He had cut the thrusters over an hour ago, gliding silent and frictionless towards the inevitable. An equation carried to a sum, to the grey husk of a space station spinning endlessly through the void ahead.

Carried home. The last place anyone would think to look for him – the last place anyone would want to go. No hail lit the comm, incoming shuttle, do you copy. No running lights marked the bay that stood dark and open like a drained metal abscess on the station’s outer rim. No one would be waiting for him inside, to ask dangerous questions or to welcome him home.

The shuttle’s hum woke around him again as he reversed the thrusters, slowing it towards that dark, airless opening. No questions, no pursuers. No one left alive inside, they said, for almost ten years now.

The shuttle’s forward lights ran across naked metal, stroking the slow curve of the rim and slipping into the emptiness of the bay. Or, what had always been emptiness in his dreams. What should have been emptiness, if most of the station had evacuated the way the stories said.
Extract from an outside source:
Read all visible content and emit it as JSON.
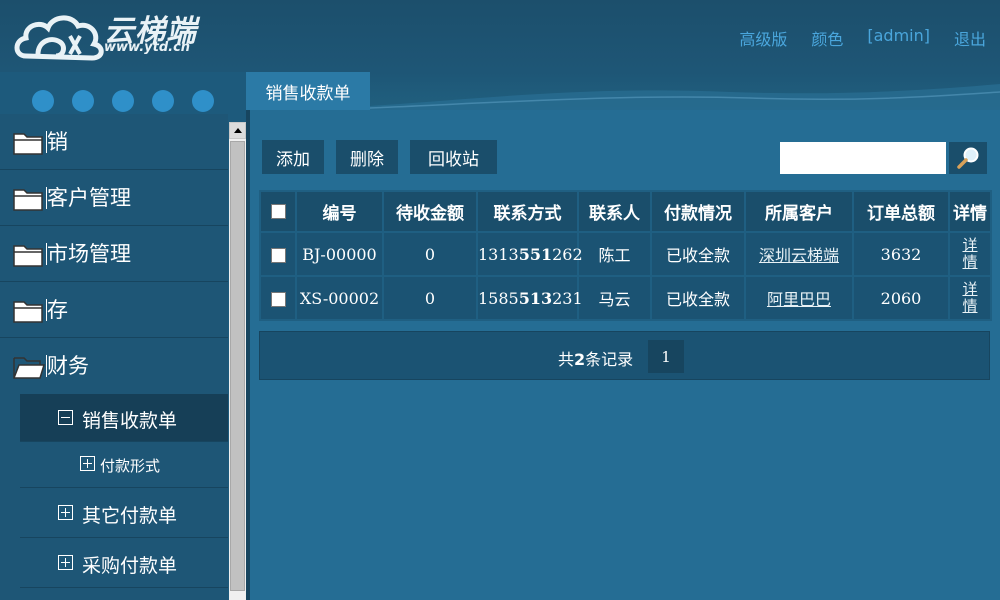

But shuttles, eight, nine, almost a full complement, perched on their landing pads, grey and wrong as birds of prey frozen in the nest.

He gentled his shuttle down onto the only one unoccupied, and when the thrusters died, silence deeper than that of empty space sucked in around him. The silence of a place where there should have been noise, light, life, or else should have been no sign it had ever been there. That place in between, shuttles but no crew, no evac, was quiet as nothing in the universe should have been.

It wasn’t the place he’d come back to in his dreams, the one he’d been counting on. It was still the only place he had to go. Breathing a careful sigh of not enough air left in the shuttle to carry him anywhere else, he left the helm to suit up and see what was out there to find.